An interesting aspect of this movie is how Lemmons decided to portray Harriet as a psychic through her visions or “spells.” This could be interpreted as a complicated, controversial tactic, but I actually think it works in the framing of her character. Her visions and faith are used to show how she was able to navigate through the dark and other challenging circumstances. Her visions are not sensationalized to insinuate she is a super hero, but rather a window into her more private moments as she became a savior to many.

“Harriet” gave me a deep sense of pride. I was elated because Harriet Tubman’s story finally received a nationally released film directed and co-written by a black woman.

Seeing the story of a black woman’s journey from slave to freedom, including the personal sacrifices she made to free the enslaved, was a welcome change from the many slavery films I have seen.
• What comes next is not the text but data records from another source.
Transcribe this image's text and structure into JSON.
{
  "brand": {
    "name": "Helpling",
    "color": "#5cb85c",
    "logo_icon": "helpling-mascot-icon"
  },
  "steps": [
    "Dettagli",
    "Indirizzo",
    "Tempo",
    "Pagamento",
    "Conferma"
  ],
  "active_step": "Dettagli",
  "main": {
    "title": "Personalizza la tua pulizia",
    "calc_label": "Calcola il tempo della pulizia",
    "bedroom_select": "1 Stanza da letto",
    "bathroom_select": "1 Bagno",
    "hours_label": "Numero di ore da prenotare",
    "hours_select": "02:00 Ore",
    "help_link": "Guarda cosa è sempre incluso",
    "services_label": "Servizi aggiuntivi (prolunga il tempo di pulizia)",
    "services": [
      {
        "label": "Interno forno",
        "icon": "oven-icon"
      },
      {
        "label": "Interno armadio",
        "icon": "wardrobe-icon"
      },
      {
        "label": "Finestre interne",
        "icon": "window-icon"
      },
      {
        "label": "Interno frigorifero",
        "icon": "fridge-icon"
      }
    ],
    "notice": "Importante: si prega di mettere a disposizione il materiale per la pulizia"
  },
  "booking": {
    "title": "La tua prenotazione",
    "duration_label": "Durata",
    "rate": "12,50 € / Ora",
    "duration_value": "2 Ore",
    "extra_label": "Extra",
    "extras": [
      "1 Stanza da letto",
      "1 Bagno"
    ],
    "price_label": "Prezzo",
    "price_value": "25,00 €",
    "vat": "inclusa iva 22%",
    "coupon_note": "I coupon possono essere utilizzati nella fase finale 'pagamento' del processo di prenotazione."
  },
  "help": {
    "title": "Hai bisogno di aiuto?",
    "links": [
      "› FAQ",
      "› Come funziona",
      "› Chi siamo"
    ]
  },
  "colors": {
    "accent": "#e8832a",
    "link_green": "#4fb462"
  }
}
In those, women are more than often background characters in the male slave’s journey. “Harriet” made me wonder about my ancestor’s journey to freedom.

A Harriet Tubman biopic was long overdue, and Erivo’s performance is remarkable and heart wrenching. She had big shoes to fill, yet she rose to the challenge. She was able to showcase the brutality of slavery, the desperate need to free her family, and the sharp tension between blacks born into slavery and those born into freedom.

Like all films that explore the brutality of slavery, it’s not easy to get through, but it highlights Harriet Tubman’s spiritual odyssey in a stellar fashion.